I considered the absurdity of that advice while trying to identify what would make me most nervous about public speaking. I figured if I addressed any unease, I would be better prepared. I wasn’t overly concerned about a word stumble and since I fell on my face in Kindergarten, I figured I had gotten that out of the way. What I realized made me the most nervous was that I would hurry through, wish the moment away, and just get it done. The worst thing that could happen would be that I would miss my own talk by not embracing every moment with my fully clothed audience. It is a gift to speak about mercy. I wanted to be present. I wanted to experience the joy of it.
It made me realize how often in life I have shrunk from the fullness that God created. I have held back. Blended in. Been too careful. Too many times, I have listened to fear over the only one who can deliver me from it. “The Lord is my rock, my fortress, and my deliverer,” (Psalm 18:2). I’ve always had a relationship with fear. Maybe on some level, I thought if I kept it close, it would keep me safe. But fear doesn’t keep us safe, it keeps us small. It keeps us living in the shadows when God has called us into his light. By trading fear for trust in God we can live in the freedom of his truth. “In peace I will both lie down and sleep; for you alone, O Lord, make me dwell in safety,” (Psalm 4:8). With God, we don’t need to be afraid. He is strong enough to carry us through our suffering and merciful enough to heal our hurts. Having a relationship with him doesn’t mean that bad things won’t happen. It doesn’t mean that we won’t fall on our face or some creepy person won’t picture us in our underwear. It just means that with him, through him, fear is a farce of the devil’s making. We don’t need strategies and sayings to make us courageous. We simply need to trust that God has us in the right place to carry out his plan in our lives.

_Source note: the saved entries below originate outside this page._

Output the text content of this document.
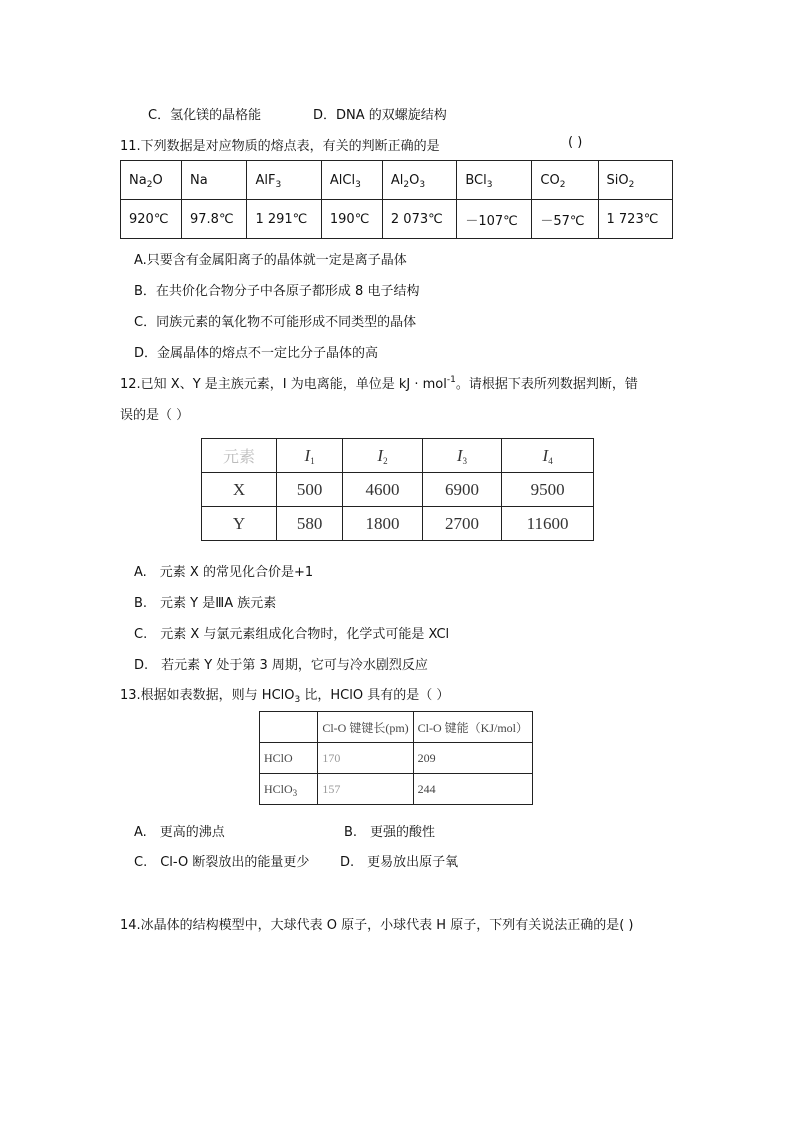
C．氢化镁的晶格能	D．DNA 的双螺旋结构
11.下列数据是对应物质的熔点表，有关的判断正确的是	( )
$Na_2O$	Na	AlF$_3$	AlCl$_3$	$Al_2O_3$	BCl$_3$	$CO_2$	SiO$_2$
920℃	97.8℃	1 291℃	190℃	2 073℃	－107℃	－57℃	1 723℃
A.只要含有金属阳离子的晶体就一定是离子晶体
B．在共价化合物分子中各原子都形成 8 电子结构
C．同族元素的氧化物不可能形成不同类型的晶体
D．金属晶体的熔点不一定比分子晶体的高
12.已知 X、Y 是主族元素，I 为电离能，单位是 kJ · mol$^{-1}$。请根据下表所列数据判断，错
误的是（ ）
元素	$I_1$	$I_2$	$I_3$	$I_4$
X	500	4600	6900	9500
Y	580	1800	2700	11600
A.　元素 X 的常见化合价是+1
B.　元素 Y 是ⅢA 族元素
C.　元素 X 与氯元素组成化合物时，化学式可能是 XCl
D.　若元素 Y 处于第 3 周期，它可与冷水剧烈反应
13.根据如表数据，则与 HClO$_3$ 比，HClO 具有的是（ ）
	Cl-O 键键长(pm)	Cl-O 键能（KJ/mol）
HClO	170	209
HClO$_3$	157	244
A.　更高的沸点	B.　更强的酸性
C.　Cl-O 断裂放出的能量更少 D.　更易放出原子氧
14.冰晶体的结构模型中，大球代表 O 原子，小球代表 H 原子，下列有关说法正确的是( )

I am not sure how it started. I think there was a picture frame hanging on the wall that I thought was too small. In an attempt to fix it, I moved every single piece of furniture in my living room and adjacent dining room. Even though I feign weakness when there is something to lift that weighs more than three pounds, if there is furniture I want to move and no one is around to help, I become the unknown twin sister of the Incredible Hulk. Of course, it’s not pretty to turn the color of the jolly green giant but to be able to move ginormous slabs of wood around the room, one has to sacrifice vanity for vein-popping strength.
I know you aren’t sure where this is going because that’s how it is when you move furniture from wall to wall trying to see what looks best. You try one thing, decide it’s meh, flex the muscles, and drag it in a different direction. It’s really a lot like life. One little crooked sin that we tell ourselves is just a small defect becomes a catalyst for chaos. We ignore it and focus on all the righteous things about ourselves – we don’t beat our children, we call our mothers, and we return the shopping cart to that little island that is nowhere near our parked cars (most of the time). There are a lot of things we do right – that makes us good people. Since we figure sin is inevitable, we minimize our particular habit of hurting God. What’s one measly sin – usually the one we make over and over again – really going to hurt?
After purging the china cabinet, armoire, and buffet of their contents so that nothing would break when huffing and puffing furniture to different walls, the house looked like a hoarder’s delight and a husband’s horror. But, I knew it could be made tidy again and began the tedious work of putting tchotchkes in their place. That’s when I noticed a giant scratch traversing the floor from my living room to my dining room. It read like a road map of a wayward wife who watched too much HGTV. So smitten with all that I had done right in the room – the balance, scale, and symmetry I created – I ignored the scratch.